Infrastructure drift - the divergence between the desired state defined in your Infrastructure as Code (IaC) and the actual state in your cloud environment - is a common challenge in modern cloud operations. While it might seem straightforward to simply lock down all manual changes, the reality of cloud operations often demands more nuanced approaches.
Why Drift occurs
Infrastructure drift typically happens when:
- Engineers need to quickly test or validate configurations directly in the cloud
- Emergency fixes are applied manually during incidents
- Third-party tools or services modify resources
- Team members make "temporary" changes that become permanent
Control vs. Flexibility
There are two common approaches to handling infrastructure changes:
-
Strict Control: Blocking all manual changes and requiring everything to go through IaC pipelines
- Pros: Consistent, traceable, and version-controlled changes
- Cons: Slower development cycles, reduced flexibility for testing and emergencies
-
Full Freedom: Allowing direct modifications to infrastructure
- Pros: Rapid testing and development, quick emergency responses
- Cons: Configuration drift, undocumented changes, potential compliance issues
Neither extreme is ideal for most organizations. The solution lies in finding a middle ground that enables both control and empowerment. Usually you use both modes for different environments. Production Environments usually should follow strict control, while Development Environments might be more open for manual changes.
Another approach for a common middle ground: Drift Detection
I recently implemented a solution for a customer that provides a good balance between control and freedom. I am talking about drift detection. It is possible to just validate that the infrastructure is matching the code, and then handle those differences or drifts in a timely manner.
The biggest problem from infrastructure drifts comes with the delay between change and the moment someone finds the drift. Usually, by the time someone finds differences, nobody knows why changes have been done in the first place. So detecting drift early is a simple way to minimize the impact of manual changes.
With terraform this is straight forward. Depending on your setup it boils down to this:
- Schedule a Pipeline
- Run
terraform plan -detailed-exit-code
on all environments - Process the results
- Notify someone / or review results manually
Example Implementation
An example implementation could look like this:
script: |
terraform plan -input=false -detailed-exit-code -no-color -out tfplan
$STATUS=$?
terraform show -no-color tfpaln > tfplan.txt
SUMMARY=$(grep -E "Plan:|No changes" tfplan.txt || echo "Error retrieving summary")
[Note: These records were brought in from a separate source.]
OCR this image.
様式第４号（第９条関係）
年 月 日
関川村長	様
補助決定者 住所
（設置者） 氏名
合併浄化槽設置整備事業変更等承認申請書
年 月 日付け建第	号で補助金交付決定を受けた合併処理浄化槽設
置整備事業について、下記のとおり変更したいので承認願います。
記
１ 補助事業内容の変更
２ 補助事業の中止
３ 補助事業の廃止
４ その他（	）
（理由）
Now you can process $STATUS
and $SUMMARY
as you like. One great option is to use Azure DevOps built in Test Result support. This is not what they are intended for, but the results provide a great way to visualize the drift detection results directly in Azure DevOps.
I used a simple python script to create a JUnit compatible XML file for the test results
...
testcase = ET.SubElement(
testsuite,
"testcase",
{"classname": "Infrastructure.Drift", "name": result["name"]},
)
if result["status"] == "0":
success = ET.SubElement(testcase, "success", {"message": result["summary"]})
success.text = f"No drift detected in {result['name']}"
elif result["status"] == "2":
failure = ET.SubElement(testcase, "failure", {"message": result["summary"]})
failure.text = f"Drift detected in {result['name']}"
And afterwards upload the generated file to Azure DevOps.
- task: PublishTestResults@2
inputs:
testResultsFormat: 'JUnit'
testResultsFiles: '$(Pipeline.Workspace)/test-results.xml'
testRunTitle: 'Drift Detection Results'
displayName: 'Publish Test Results'
Result
The Pipeline results show how much percent of the Environments have drifts.
And the details show the summary as error message.
Dependent on your process, you can now work with those results. Either create tickets for them, manually review them when required, or automatically notify the Team. In our case, the pipeline was setup to fail if drifts are detected, and send a notification using the Azure DevOps integrated notification system.